Let's extend our results to the case of many input variables. This sounds complicated, but all the ideas we need can be understood in the case of just two inputs. So let's address the two-input case.

We'll start by considering what happens when we have two inputs to a neuron:

download (20).png

Here, we have inputs \(x\) and \(y\), with corresponding weights \(w_1\) and \(w_2\), and a bias bb on the neuron. Let's set the weight \(w_2\) to \(0\), and then play around with the first weight, \(w_1\), and the bias, \(b\), to see how they affect the output from the neuron:

As you can see, with \(w_2=0\) the input \(y\) makes no difference to the output from the neuron. It's as though \(x\) is the only input.

Given this, what do you think happens when we increase the weight \(w_1\) to \(w_1=100\), with \(w_2\) remaining \(0\)? If you don't immediately see the answer, ponder the question for a bit, and see if you can figure out what happens. Then try it out and see if you're right. I've shown what happens in the following movie:

----------------------------------------------------------------------------------------------------------------------------------------------------------------------------------------------------------------

Just as in our earlier discussion, as the input weight gets larger the output approaches a step function. The difference is that now the step function is in three dimensions. Also as before, we can move the location of the step point around by modifying the bias. The actual location of the step point is \(s_x≡−b/w_1\).

Let's redo the above using the position of the step as the parameter:

Here, we assume the weight on the \(x\) input has some large value - I've used \(w_1=1000\) - and the weight \(w_2=0\). The number on the neuron is the step point, and the little \(x\) above the number reminds us that the step is in the \(x\) direction. Of course, it's also possible to get a step function in the y direction, by making the weight on the \(y\) input very large (say, \(w_2=1000\), and the weight on the \(x\) equal to \(0\), i.e., \(w_1=0\):

The number on the neuron is again the step point, and in this case the little y above the number reminds us that the step is in the \(y\) direction. I could have explicitly marked the weights on the \(x\) and \(y\) inputs, but decided not to, since it would make the diagram rather cluttered. But do keep in mind that the little \(y\) marker implicitly tells us that the \(y\) weight is large, and the \(x\) weight is \(0\).

We can use the step functions we've just constructed to compute a three-dimensional bump function. To do this, we use two neurons, each computing a step function in the \(x\) direction. Then we combine those step functions with weight \(h\) and \(−h\), respectively, where \(h\) is the desired height of the bump. It's all illustrated in the following diagram:

Try changing the value of the height, \(h\). Observe how it relates to the weights in the network. And see how it changes the height of the bump function on the right.

Also, try changing the step point \(0.30\) associated to the top hidden neuron.
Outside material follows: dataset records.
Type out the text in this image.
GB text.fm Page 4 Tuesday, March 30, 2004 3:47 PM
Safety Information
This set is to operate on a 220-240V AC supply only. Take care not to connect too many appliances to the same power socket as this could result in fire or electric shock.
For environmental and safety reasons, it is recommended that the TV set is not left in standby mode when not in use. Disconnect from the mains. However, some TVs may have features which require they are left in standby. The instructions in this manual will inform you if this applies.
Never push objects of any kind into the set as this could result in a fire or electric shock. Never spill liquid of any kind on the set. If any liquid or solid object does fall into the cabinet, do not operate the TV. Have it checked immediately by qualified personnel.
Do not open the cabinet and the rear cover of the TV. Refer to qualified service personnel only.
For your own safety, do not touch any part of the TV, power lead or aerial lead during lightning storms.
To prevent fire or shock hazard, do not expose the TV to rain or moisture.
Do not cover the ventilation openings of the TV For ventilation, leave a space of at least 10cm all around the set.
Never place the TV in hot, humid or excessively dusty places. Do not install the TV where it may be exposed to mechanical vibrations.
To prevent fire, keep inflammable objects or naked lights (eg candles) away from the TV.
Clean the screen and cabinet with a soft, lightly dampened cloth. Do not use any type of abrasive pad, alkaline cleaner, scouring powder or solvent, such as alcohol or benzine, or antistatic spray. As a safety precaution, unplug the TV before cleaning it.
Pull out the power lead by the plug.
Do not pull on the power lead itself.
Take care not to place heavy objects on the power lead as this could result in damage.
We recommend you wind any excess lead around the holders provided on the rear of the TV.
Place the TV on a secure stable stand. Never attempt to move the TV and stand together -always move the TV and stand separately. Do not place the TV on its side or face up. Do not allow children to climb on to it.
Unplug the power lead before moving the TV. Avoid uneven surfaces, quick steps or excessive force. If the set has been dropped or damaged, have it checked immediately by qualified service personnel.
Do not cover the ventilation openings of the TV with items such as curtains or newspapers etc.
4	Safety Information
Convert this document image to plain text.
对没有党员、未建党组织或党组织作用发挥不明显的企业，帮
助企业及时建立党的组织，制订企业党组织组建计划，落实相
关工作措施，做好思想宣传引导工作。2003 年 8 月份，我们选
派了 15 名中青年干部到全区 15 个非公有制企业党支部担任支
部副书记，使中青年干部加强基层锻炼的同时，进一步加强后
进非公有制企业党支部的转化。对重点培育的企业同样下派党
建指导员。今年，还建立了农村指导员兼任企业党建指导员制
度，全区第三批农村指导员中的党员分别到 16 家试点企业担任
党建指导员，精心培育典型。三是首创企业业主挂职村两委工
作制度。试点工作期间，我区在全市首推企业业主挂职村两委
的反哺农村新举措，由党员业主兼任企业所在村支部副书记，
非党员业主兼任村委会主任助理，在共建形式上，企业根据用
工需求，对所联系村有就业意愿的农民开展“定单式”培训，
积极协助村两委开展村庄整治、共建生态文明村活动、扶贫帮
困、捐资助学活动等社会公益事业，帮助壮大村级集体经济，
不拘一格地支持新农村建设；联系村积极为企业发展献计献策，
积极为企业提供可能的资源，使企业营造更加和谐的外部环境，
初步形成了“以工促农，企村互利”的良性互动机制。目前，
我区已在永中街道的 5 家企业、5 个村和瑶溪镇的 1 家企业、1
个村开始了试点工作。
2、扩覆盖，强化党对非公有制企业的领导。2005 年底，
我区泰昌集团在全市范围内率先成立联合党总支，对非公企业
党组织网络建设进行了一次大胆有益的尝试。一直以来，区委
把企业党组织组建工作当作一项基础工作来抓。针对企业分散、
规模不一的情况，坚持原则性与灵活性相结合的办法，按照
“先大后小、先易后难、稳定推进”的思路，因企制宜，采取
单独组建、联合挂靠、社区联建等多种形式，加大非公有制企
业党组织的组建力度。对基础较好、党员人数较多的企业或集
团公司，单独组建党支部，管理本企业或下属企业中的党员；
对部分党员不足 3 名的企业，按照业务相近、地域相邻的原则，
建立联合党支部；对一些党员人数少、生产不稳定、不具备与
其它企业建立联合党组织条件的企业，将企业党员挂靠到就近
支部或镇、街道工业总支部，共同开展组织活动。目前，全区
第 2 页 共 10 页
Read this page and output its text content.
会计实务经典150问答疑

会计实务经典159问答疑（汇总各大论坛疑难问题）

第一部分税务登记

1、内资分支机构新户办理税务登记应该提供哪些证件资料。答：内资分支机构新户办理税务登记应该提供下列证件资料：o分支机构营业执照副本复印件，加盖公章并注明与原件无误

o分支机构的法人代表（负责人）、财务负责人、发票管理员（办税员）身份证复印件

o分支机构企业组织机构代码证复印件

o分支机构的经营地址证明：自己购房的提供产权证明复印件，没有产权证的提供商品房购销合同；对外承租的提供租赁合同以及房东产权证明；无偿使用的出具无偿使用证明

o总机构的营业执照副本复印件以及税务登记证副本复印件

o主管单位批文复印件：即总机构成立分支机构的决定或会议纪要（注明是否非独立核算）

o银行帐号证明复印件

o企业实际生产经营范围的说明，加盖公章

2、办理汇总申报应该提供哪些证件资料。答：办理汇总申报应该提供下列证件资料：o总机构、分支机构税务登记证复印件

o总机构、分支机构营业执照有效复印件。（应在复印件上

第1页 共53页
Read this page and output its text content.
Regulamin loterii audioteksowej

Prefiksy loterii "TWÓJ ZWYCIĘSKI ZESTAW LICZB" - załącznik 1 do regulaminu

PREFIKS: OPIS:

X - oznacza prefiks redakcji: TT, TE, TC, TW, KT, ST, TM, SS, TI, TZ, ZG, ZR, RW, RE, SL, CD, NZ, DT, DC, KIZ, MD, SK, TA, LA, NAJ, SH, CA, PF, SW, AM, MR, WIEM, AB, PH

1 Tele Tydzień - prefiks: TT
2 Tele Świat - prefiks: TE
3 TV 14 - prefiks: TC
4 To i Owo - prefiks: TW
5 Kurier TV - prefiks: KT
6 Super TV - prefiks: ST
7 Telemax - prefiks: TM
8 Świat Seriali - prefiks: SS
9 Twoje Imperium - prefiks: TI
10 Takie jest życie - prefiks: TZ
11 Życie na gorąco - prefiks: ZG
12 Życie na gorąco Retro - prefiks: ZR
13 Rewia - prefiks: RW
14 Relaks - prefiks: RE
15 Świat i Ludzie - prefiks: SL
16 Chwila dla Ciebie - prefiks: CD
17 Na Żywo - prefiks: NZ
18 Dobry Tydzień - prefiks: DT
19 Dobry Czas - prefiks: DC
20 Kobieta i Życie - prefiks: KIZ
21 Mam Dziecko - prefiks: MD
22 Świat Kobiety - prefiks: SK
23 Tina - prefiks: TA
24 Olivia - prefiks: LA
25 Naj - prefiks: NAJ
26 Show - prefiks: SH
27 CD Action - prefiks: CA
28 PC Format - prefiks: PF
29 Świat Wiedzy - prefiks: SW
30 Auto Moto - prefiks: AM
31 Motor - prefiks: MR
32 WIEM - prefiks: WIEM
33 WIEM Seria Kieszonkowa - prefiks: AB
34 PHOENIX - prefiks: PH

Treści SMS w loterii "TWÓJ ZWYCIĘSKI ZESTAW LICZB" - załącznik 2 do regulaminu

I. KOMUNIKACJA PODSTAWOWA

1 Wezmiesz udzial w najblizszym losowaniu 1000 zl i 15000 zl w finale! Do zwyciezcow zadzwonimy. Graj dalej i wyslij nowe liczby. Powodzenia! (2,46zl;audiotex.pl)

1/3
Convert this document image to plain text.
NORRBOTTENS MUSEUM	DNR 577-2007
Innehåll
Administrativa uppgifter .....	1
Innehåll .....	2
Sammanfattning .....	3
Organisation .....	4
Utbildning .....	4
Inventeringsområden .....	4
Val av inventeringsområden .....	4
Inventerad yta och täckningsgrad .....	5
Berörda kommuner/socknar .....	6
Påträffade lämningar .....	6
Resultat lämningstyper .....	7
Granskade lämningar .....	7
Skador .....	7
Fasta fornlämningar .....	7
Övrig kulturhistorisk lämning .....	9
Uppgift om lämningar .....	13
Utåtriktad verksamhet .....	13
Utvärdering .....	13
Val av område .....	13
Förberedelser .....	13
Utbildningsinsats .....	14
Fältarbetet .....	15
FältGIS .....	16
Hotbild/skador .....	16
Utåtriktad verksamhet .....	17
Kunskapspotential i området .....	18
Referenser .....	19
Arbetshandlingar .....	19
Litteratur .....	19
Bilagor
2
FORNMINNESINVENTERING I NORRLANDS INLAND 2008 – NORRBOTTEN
Witness how it changes the shape of the bump. What happens when you move it past the step point \(0.70\) associated to the bottom hidden neuron?

We've figured out how to make a bump function in the \(x\) direction. Of course, we can easily make a bump function in the \(y\) direction, by using two step functions in the \(y\) direction. Recall that we do this by making the weight large on the \(y\) input, and the weight \(0\) on the \(x\) input. Here's the result:

This looks nearly identical to the earlier network! The only thing explicitly shown as changing is that there's now little \(y\) markers on our hidden neurons. That reminds us that they're producing \(y\) step functions, not \(x\) step functions, and so the weight is very large on the \(y\) input, and zero on the \(x\) input, not vice versa. As before, I decided not to show this explicitly, in order to avoid clutter.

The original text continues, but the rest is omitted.